Bitte zuerst informieren was Wavelets sind und wie/wo sie eingesetzt werden (können). Finger Weg von Wikipedia.
... Spätestens hier müsste ich aufhören dir zu antworten ...
SeppJ schrieb:
Win32-Threads: Windowssysteme in professionellem, verteiltem Rechnen? Wo gibt's das denn?

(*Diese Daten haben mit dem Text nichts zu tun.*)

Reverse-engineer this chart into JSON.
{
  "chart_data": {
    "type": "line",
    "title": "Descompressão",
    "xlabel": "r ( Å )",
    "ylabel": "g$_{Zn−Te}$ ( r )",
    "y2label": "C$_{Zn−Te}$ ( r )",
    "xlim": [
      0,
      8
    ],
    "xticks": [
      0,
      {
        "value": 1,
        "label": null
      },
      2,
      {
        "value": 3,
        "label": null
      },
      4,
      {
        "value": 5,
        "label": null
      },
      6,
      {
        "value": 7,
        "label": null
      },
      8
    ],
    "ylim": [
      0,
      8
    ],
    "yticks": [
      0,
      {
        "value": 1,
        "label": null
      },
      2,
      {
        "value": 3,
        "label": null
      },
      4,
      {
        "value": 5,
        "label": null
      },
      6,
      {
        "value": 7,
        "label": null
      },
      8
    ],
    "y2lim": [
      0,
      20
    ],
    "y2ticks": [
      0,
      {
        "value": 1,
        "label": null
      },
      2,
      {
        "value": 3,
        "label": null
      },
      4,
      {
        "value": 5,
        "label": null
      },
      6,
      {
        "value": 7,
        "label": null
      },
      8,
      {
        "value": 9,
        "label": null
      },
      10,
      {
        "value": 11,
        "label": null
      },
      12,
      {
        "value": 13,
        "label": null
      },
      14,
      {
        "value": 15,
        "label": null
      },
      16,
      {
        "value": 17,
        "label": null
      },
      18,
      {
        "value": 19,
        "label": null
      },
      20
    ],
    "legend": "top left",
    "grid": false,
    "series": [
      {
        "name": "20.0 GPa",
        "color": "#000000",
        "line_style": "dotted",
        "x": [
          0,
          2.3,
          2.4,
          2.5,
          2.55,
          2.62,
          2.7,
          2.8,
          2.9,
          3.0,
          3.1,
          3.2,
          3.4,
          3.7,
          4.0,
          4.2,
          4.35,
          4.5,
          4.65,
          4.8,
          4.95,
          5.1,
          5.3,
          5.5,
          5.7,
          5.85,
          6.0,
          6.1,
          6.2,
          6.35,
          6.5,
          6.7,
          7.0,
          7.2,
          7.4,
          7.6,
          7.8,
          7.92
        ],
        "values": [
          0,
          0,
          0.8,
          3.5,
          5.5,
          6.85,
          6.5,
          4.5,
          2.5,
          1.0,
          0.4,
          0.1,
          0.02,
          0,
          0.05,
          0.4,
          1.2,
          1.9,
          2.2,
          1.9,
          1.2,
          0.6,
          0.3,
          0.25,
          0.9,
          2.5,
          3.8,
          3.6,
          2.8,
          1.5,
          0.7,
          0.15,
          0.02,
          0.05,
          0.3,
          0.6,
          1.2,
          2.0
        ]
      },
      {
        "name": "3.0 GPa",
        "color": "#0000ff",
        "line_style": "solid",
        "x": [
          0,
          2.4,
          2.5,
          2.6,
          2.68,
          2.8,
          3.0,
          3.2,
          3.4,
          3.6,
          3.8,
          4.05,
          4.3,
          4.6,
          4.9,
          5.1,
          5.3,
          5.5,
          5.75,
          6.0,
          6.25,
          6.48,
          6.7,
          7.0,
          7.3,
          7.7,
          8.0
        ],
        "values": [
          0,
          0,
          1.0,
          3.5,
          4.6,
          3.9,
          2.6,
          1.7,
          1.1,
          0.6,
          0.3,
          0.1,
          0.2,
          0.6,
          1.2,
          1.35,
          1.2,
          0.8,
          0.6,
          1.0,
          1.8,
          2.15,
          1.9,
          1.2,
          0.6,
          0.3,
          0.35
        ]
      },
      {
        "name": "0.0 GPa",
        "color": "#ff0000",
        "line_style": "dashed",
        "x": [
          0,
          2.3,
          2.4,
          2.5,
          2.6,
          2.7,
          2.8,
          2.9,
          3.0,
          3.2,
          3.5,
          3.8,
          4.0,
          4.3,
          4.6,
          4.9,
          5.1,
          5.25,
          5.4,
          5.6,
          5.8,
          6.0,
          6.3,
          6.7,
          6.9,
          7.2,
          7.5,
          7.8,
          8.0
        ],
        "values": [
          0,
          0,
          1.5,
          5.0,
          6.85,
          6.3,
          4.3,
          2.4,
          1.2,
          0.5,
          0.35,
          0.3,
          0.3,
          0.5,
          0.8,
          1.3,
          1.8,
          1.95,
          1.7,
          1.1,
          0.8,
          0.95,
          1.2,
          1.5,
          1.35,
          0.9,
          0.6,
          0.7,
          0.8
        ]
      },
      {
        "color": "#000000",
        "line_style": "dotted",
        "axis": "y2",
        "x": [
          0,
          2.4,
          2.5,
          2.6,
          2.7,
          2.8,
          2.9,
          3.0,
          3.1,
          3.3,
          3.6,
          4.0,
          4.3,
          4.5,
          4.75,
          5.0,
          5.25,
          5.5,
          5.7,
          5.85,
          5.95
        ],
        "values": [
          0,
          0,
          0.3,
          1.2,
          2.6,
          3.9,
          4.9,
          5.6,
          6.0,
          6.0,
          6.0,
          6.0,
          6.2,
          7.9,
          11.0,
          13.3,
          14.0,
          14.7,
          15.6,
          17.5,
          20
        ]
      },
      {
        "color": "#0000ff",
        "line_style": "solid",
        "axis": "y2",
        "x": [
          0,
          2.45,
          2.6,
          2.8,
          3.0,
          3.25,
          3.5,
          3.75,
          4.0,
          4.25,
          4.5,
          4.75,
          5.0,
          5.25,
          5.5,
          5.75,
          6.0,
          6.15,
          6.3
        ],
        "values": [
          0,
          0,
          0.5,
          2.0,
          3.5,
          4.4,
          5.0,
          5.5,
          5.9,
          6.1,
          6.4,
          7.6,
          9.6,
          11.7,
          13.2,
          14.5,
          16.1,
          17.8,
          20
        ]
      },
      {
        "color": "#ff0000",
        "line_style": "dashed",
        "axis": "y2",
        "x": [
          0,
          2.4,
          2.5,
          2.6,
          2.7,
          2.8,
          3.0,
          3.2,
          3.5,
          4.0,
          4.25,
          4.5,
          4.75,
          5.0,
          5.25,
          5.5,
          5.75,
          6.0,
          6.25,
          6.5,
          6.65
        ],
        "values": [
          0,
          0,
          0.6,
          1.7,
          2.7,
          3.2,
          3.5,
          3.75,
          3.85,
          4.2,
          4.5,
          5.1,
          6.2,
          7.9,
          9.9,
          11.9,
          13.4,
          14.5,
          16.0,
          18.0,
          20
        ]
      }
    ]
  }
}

Willkommen im 21 Jahrhundert. Nahezu jedes professionelle Tool hat eher eine Windows Version als eine Linux Version. Was ich jetzt sicherlich nicht befürworte. Dennoch wäre es als Geldgeber nachlässig Windows zu ignorieren. Derjenige, der hier um Hilfe bat hat sicherlich nicht nach einer Distributed Computing oder Cluster Lösung gesucht, das hätte er sicherlich woanders gemacht.
Verstehe mich jetzt bitte nicht falsch aber ich habe wirklich das Gefühl dass du noch nie in diesem Gebiet gearbeitet hast. Worüber wir uns hier unterhalten sind Basics und Allgegenwärtig. Das muss man noch nicht einmal ausdiskutieren. Auf einer Podiumsdiskussion würde ich mich an deiner Stelle nicht so weit hinauslehnen. Jetzt wärest du ganz ohne Hose da gestanden. Dieses Gebiet ist ein bisschen komplexer als du es dir vorstellst und da fällt es sofort auf wenn jemand über Basiswissen verfügt oder nicht. Ich kann doch auch nicht zu einem Biologen gehen und ihm was über Zellwände erzählen oder was anderes was ich im Abitur gehört habe. Das wäre einfach zu mager. Genau so ist es hier. Heisse Luft produzieren und sie durch eigene Gestikulation umwälzen. Ich möchte mich auch nicht mit dir streiten weil mir deine Sprachwahl etwas zuwider ist (meine mittlerweile auch), deswegen verabschiede ich mich mal. Gute Nacht.
-
Übersetzung: Dädädä, was ich mach is viel komplizierter!111111
-
@ing:
Wieso wunderst du dich jetzt?
Du hast ein allgemeines Statement gegeben, das so, für die meisten Anwendungen und Programmierer, einfach nicht stimmt.
Für die meisten Anwendungen und Programmierer macht es nämlich keinen Sinn, eine FFT selbst zu implementieren. Sei es nun ohne "Vorlage" oder auf Basis eines Pakets wie FFTW.
Ganz einfach weil die meisten Anwendungen die zusätzliche Geschwindigkeit nicht brauchen, und weil die meisten Programmierer es einfach nicht besser hinbekommen werden.Jetzt versuchst du zu argumentieren dass wir ja alle bloss zu doof sind (=nicht die nötige Ausbildung/die nötigen Kenntnisse dazu haben). Das zeigt doch schon deutlich, dass deine - allgemeine - Aussage so nicht haltbar ist.
Und dann kommst du mit Dingen, die mit FFT nur wenig zu tun haben, wie z.B. Wavelets. Das ist ja wohl keine Optimierung, das ist ein ganz anderes Verfahren. Bestimmte Dinge lassen sich mit Wavelets besser (schneller) machen als mit FFT/DCT/..., OK. Nur das hat mit Optimieren einer FFT nichts zu tun. Dann kannst du gleich nen Sortier-Algorithmus mit einer min-max Suche vergleichen. Macht irgendwie keinen Sinn.
Aber bleib ruhig weiter bei deiner "ich hab immer Recht, und wenn nicht, sind die anderen bloss zu doof" Einstellung.